François Michaud tente de repousser les frontières de l'intelligence artificielle. Un jour, qui n'est peut-être pas si loin, ses robots travailleront en équipe et prendront même des décisions. Entre-temps, le professeur-chercheur rêve de créer des emplois, à Sherbrooke si possible.

L'homme qui programmait des robots

par Sophie Vincent

Dès ses études universitaires, François Michaud rêvait d'appliquer ses connaissances en robotique. Maintenant professeur-chercheur au Département de génie électrique et de génie informatique, ce jeune docteur en ingénierie est responsable de LABORIUS, un laboratoire de robotique mobile et de systèmes intelligents dont l'objectif est de fabriquer des robots autonomes susceptibles d'améliorer la qualité de vie des êtres humains.

Robus, Roball, Franz, Al et Hercules font partie de la grande famille des robots sur lesquels travaillent François Michaud et son équipe. Ces prototypes servent à développer simultanément plusieurs nouvelles composantes intelligentes.

Créer des robots-humanoïdes qui sourient et qui pleurent? Très peu pour François Michaud. « L'objectif des recherches au sein de LABORIUS n'est pas de donner des émotions aux machines, mais de comprendre le rôle de ces mécanismes dans la prise de décisions, afin de mettre au point des robots autonomes qui assisteront les humains ou les remplaceront dans des tâches périlleuses comme la conquête de l'espace, l'étude des fonds marins ou l'inspection de canalisations », précise le chercheur.

De l'entretien et des jeux

S'il n'existe pas encore de véritables robots autonomes sur le marché, il y a bien eu quelques percées au cours des dernières années, comme la tondeuse à gazon qui se guide elle-même en trouvant ses repères sur un fil de fer qui délimite la surface à tondre. Son mouvement est toutefois aléatoire, ce qui peut décevoir les personnes qui aiment que leur gazon soit tondu de façon géométrique. Même chose pour le robot-aspirateur, qui risque de faire les coins ronds…

« Du côté des appareils ménagers, il est très difficile de construire des robots satisfaisants qui accomplissent la tâche aussi bien qu'un humain, ce qui limite leur potentiel commercial. Par contre, du côté des jouets, les attentes sont bien différentes », explique François Michaud.
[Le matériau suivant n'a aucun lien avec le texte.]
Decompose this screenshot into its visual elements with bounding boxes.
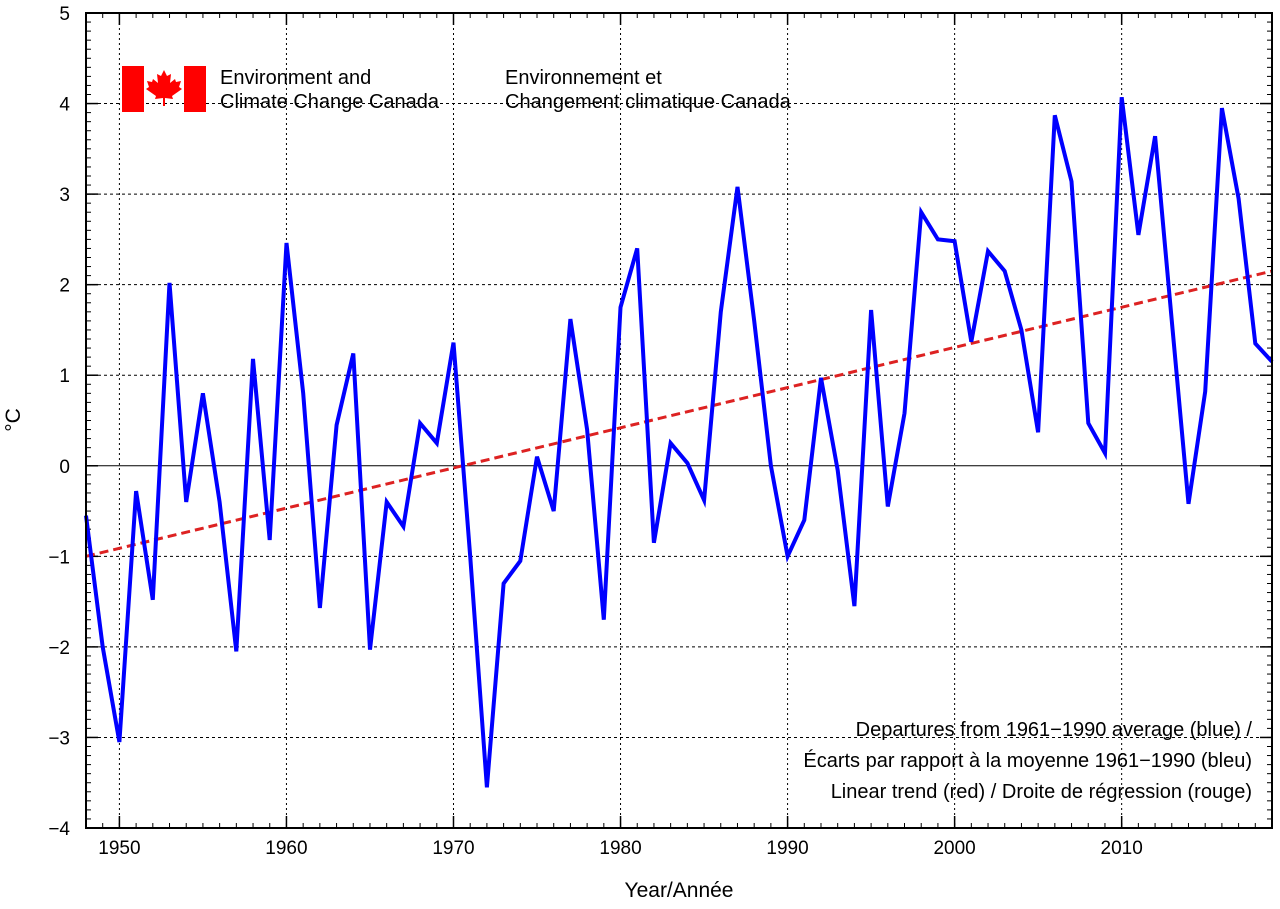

La compagnie Sony a d'ailleurs innové en mettant récemment sur le marché AIBO, un robot-chien autonome capable de se coucher, de s'asseoir, de se lever, de jouer au soccer et de reconnaître les personnes et certains objets. L'interaction avec l'usager est alors au centre de l'intelligence requise par le robot afin de créer l'illusion qu'il est bien vivant, c'est-à-dire qu'il est programmé pour être plus qu'un simple automate.

L'un des défis du marché des jouets consiste à mettre au point à un prix raisonnable un jouet hautement technologique qui soit à la fois résistant aux chocs. François Michaud l'a compris et a mis au point un robot-boule qui réunit ces qualités. Son côté robuste tout terrain intéresse particulièrement l'industrie ludique, qui y voit un potentiel commercial. Des négociations sont actuellement en cours en ce sens. « Ce même robot-boule pourrait aussi être utile dans des opérations dangereuses. Comme il est peu coûteux à produire, les pertes financières sont limitées dans une situation où il risque d'être détruit. »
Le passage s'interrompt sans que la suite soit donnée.